Depois, folheei os livros dos Padres do Deserto, que estavam sempre determinados a seguir e a imitar o Senhor da melhor maneira possível. Trata-se de pais espirituais da tradição cristã oriental, a quem os fiéis recorrem frequentemente para obter orientação espiritual. Encontrei em um livro uma história narrada por Abbas Moisés, que me indicou o fio condutor das meditações seguintes: 

Na região da Tebaida, onde vivia o abade Santo Antônio, vários padres se encontraram com ele. A conversa prolongou-se durante toda a noite sobre a questão de saber qual virtude ou prática poderia proteger um monge de todas as artimanhas do demônio e conduzi-lo com segurança ao cume da perfeição. 

As sugestões dos padres eram variadas: alguns privilegiavam o jejum e as vigílias noturnas para se unirem mais rapidamente a Deus com um espírito ágil. Outros insistiam na vida eremítica como caminho a ser seguido, pois quem vive no silêncio e na solidão do deserto pode rezar a Deus com intimidade quase familiar e se dedicar mais a Ele. Outros eram de opinião que se devia dar prioridade às obras de caridade, pelas quais o Senhor havia prometido o Reino de Deus em troca. 

Após refletir longamente sobre todos esses caminhos, Santo Antônio tomou a palavra e disse: “Todas as práticas que mencionaram são necessárias e úteis para quem procura verdadeiramente Deus”. No entanto, ele lembrou que havia presenciado casos de declínio espiritual e os atribuiu à falta de discrição, entendida como sábia moderação na vida espiritual. 

Este é, portanto, o tema das próximas meditações. 

Em nossa linguagem habitual, associamos o termo “discrição” à reserva e à prudência no falar.
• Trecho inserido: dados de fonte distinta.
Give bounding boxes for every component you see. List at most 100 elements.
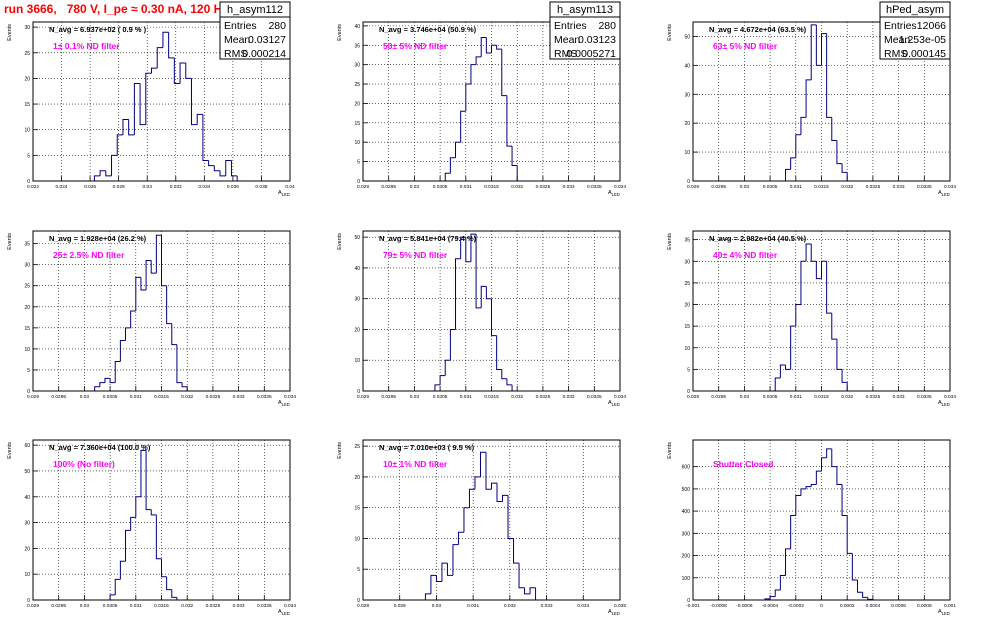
- histogram-bin: [800, 260, 807, 305]
- histogram-bin: [836, 466, 843, 485]
- histogram-bin: [444, 172, 451, 181]
- histogram-bin: [810, 483, 817, 487]
- filter-annotation: Shutter Closed: [713, 459, 773, 469]
- histogram-bin: [496, 335, 502, 370]
- histogram-bin: [805, 243, 812, 262]
- histogram-bin: [805, 486, 812, 489]
- histogram-bin: [225, 159, 232, 176]
- x-tick-label: 0.029: [357, 394, 369, 400]
- x-axis-label: ALED: [278, 190, 290, 197]
- histogram-bin: [166, 576, 172, 591]
- x-tick-label: 0.0335: [257, 603, 272, 609]
- x-tick-label: 0.0295: [711, 394, 726, 400]
- histogram-bin: [800, 116, 807, 135]
- x-tick-label: 0.0325: [866, 184, 881, 190]
- histogram-bin: [769, 596, 776, 599]
- histogram-bin: [190, 78, 198, 126]
- y-tick-label: 40: [24, 495, 30, 501]
- filter-annotation: 40± 4% ND filter: [713, 250, 778, 260]
- histogram-bin: [155, 514, 162, 560]
- y-tick-label: 600: [682, 465, 691, 471]
- histogram-bin: [449, 157, 456, 174]
- histogram-bin: [815, 470, 822, 485]
- histogram-bin: [474, 476, 481, 490]
- panel-hPed_asym: -0.001 -0.0008 -0.0006 -0.0004 -0.0002 0 0.000…: [667, 1, 956, 616]
- x-tick-label: 0.0315: [484, 394, 499, 400]
- x-tick-label: 0.0315: [814, 394, 829, 400]
- y-axis-label: Events: [337, 24, 343, 41]
- histogram-bin: [785, 168, 791, 181]
- y-tick-label: 10: [24, 572, 30, 578]
- plot-title: N_avg = 5.841e+04 (79.4 %): [379, 234, 477, 243]
- panel-h_asym112: 0.029 0.0295 0.03 0.0305 0.031 0.0315 0.032 0.0…: [7, 1, 296, 616]
- y-tick-label: 15: [24, 326, 30, 332]
- y-tick-label: 30: [684, 92, 690, 98]
- y-tick-label: 20: [354, 101, 360, 107]
- y-axis-label: Events: [7, 233, 13, 250]
- filter-annotation: 50± 5% ND filter: [383, 41, 448, 51]
- histogram-bin: [116, 134, 123, 156]
- y-tick-label: 15: [354, 506, 360, 512]
- histogram-bin: [130, 516, 136, 531]
- x-tick-label: 0.029: [357, 184, 369, 190]
- histogram-bin: [460, 110, 466, 143]
- y-tick-label: 0: [687, 389, 690, 395]
- y-tick-label: 0: [27, 179, 30, 185]
- y-tick-label: 30: [24, 263, 30, 269]
- y-tick-label: 300: [682, 531, 691, 537]
- stats-box: [879, 1, 951, 60]
- x-tick-label: 0.031: [460, 394, 472, 400]
- stats-value: 280: [598, 20, 616, 32]
- histogram-bin: [790, 515, 796, 549]
- filter-annotation: 79± 5% ND filter: [383, 250, 448, 260]
- histogram-bin: [156, 47, 163, 69]
- histogram-bin: [161, 558, 167, 578]
- histogram-bin: [470, 64, 477, 85]
- y-tick-label: 10: [684, 150, 690, 156]
- histogram-bin: [119, 339, 126, 362]
- x-tick-label: 0.0002: [840, 603, 855, 609]
- panel-h_asym118: 0.029 0.0295 0.03 0.0305 0.031 0.0315 0.032 0.0…: [337, 1, 626, 407]
- plot-frame: [362, 439, 621, 601]
- histogram-bin: [836, 339, 843, 370]
- histogram-bin: [99, 382, 105, 387]
- histogram-bin: [507, 495, 514, 539]
- y-axis-label: Events: [7, 24, 13, 41]
- stats-value: 0.03123: [578, 34, 616, 46]
- histogram-bin: [790, 325, 796, 370]
- x-tick-label: 0.032: [841, 184, 853, 190]
- x-tick-label: 0.0335: [587, 184, 602, 190]
- histogram-bin: [457, 531, 464, 545]
- x-tick-label: -0.0004: [762, 603, 779, 609]
- histogram-bin: [821, 457, 827, 472]
- y-tick-label: 40: [354, 24, 360, 30]
- y-tick-label: 20: [684, 121, 690, 127]
- x-tick-label: 0.0295: [381, 184, 396, 190]
- stats-key: Entries: [554, 20, 587, 32]
- x-tick-label: 0.0305: [433, 394, 448, 400]
- stats-value: 12066: [917, 20, 946, 32]
- histogram-bin: [790, 157, 796, 170]
- plot-frame: [32, 21, 291, 182]
- histogram-bin: [119, 560, 126, 580]
- x-axis-label: ALED: [608, 400, 620, 407]
- x-tick-label: 0.0008: [917, 603, 932, 609]
- histogram-bin: [506, 95, 513, 147]
- x-tick-label: 0.0335: [587, 394, 602, 400]
- x-tick-label: 0.03: [80, 603, 90, 609]
- x-axis-label: ALED: [608, 609, 620, 616]
- histogram-bin: [496, 483, 503, 503]
- histogram-bin: [529, 587, 536, 594]
- histogram-bin: [104, 377, 111, 383]
- stats-key: Mean: [884, 34, 910, 46]
- stats-value: 280: [268, 20, 286, 32]
- x-tick-label: 0.032: [504, 603, 516, 609]
- x-tick-label: 0.0325: [206, 394, 221, 400]
- x-tick-label: 0.032: [181, 603, 193, 609]
- histogram-bin: [836, 140, 843, 165]
- x-tick-label: 0.034: [614, 394, 626, 400]
- histogram-bin: [114, 361, 121, 383]
- histogram-bin: [851, 553, 858, 581]
- x-tick-label: 0.032: [841, 394, 853, 400]
- y-tick-label: 5: [357, 567, 360, 573]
No uso eclesiástico, porém, o termo discretio é entendido como discernimento dos espíritos.  

A discrição (do latim discernere: separar, peneirar, distinguir) é a virtude que caracteriza especialmente o homem espiritual (pneumatikós), pela qual ele é capaz de discernir sabiamente entre o bom e o mau, o verdadeiro e o falso, o autêntico e o artificial. Essa discrição aplica-se também concretamente à vida espiritual, como aquela sábia moderação a que se refere Santo Antônio Abade na história acima referida.  

A regra de São Bento, a quem o Papa Gregório Magno chamou de “a mais sábia e prudente das regras monásticas”, fala justamente da discrição como a “mãe de todas as virtudes”. Com este termo, vamos procurar aplicar o discernimento dos espíritos, a discrição, em relação ao nosso objetivo de sermos verdadeiros discípulos do Senhor.